Many membrane cargoes undergo endocytosis and intracellular recycling to the plasma membrane via the early endosomes and the recycling endosomes. However whether specific sorting signals are required for transport from early endosomes to recycling endosomes is not known and the current view is that transport to the recycling endosomes is by a passive default process. Here we show that the cytoplasmic tail of the neonatal Fc receptor (FcRn) contains discrete signals for endocytosis and for sorting to the recycling endosomes. The FcRn cytoplasmic tail has previously been shown to contain the unusual WISL motif for AP2/clathrin-mediated endocytosis. By analysing FcRn mutants and CD8/FcRn chimeric molecules, we have identified an extended WISL sequence (GLPAPWISL) which promotes sorting from the early endosomes to the recycling endosomes. The insertion of GLPAPWISL into the cytoplasmic tail of CD8 resulted in efficient endocytosis and trafficking to the recycling endosomes, with only low levels detected in the late endosomes.
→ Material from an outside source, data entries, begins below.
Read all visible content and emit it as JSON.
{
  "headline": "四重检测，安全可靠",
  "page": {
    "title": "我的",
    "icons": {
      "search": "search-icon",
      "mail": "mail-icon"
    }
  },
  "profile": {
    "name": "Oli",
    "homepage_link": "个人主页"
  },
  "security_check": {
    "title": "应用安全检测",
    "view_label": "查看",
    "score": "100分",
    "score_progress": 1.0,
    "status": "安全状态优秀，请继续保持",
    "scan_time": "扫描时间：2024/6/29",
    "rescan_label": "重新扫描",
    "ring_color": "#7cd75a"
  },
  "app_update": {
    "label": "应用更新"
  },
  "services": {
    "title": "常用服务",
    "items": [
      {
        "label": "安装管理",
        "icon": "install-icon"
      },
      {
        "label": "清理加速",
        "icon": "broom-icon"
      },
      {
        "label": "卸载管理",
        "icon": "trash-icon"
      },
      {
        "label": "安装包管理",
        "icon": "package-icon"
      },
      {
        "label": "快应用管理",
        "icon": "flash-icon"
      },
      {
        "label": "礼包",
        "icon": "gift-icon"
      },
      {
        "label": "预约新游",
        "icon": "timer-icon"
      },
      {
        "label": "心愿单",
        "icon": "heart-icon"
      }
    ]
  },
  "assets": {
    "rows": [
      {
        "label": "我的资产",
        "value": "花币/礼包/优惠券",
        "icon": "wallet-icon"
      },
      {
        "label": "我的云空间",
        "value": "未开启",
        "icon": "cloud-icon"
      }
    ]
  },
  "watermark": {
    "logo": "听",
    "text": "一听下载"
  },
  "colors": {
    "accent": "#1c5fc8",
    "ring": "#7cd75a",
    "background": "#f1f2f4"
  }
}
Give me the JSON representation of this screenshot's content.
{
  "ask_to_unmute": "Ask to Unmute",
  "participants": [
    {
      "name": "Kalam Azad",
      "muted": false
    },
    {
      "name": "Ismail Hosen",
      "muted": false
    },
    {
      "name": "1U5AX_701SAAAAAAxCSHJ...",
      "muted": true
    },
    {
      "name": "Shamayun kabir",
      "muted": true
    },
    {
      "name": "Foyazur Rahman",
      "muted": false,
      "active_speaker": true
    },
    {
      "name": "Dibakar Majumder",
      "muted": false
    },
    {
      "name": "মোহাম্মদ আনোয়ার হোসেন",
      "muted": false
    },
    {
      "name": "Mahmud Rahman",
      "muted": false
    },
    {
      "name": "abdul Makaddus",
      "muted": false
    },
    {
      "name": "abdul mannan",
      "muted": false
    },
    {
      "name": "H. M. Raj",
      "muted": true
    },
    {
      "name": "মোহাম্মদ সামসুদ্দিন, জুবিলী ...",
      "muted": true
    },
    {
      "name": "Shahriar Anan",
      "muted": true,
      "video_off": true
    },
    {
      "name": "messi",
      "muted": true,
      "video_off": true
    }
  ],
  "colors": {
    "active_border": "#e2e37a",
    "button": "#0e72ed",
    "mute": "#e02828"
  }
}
Replacement of the highly conserved GLAPAP sequence within the GLPAPWISL motif with alanine residues resulted in endocytosis of the CD8/FcRn chimera to the early endosomes which was then trafficked predominantly to the late endosomes rather than the recycling endosomes. These studies demonstrate that signals within the cytoplasmic domains of membrane cargo can mediate active transport from early to recycling endosomes.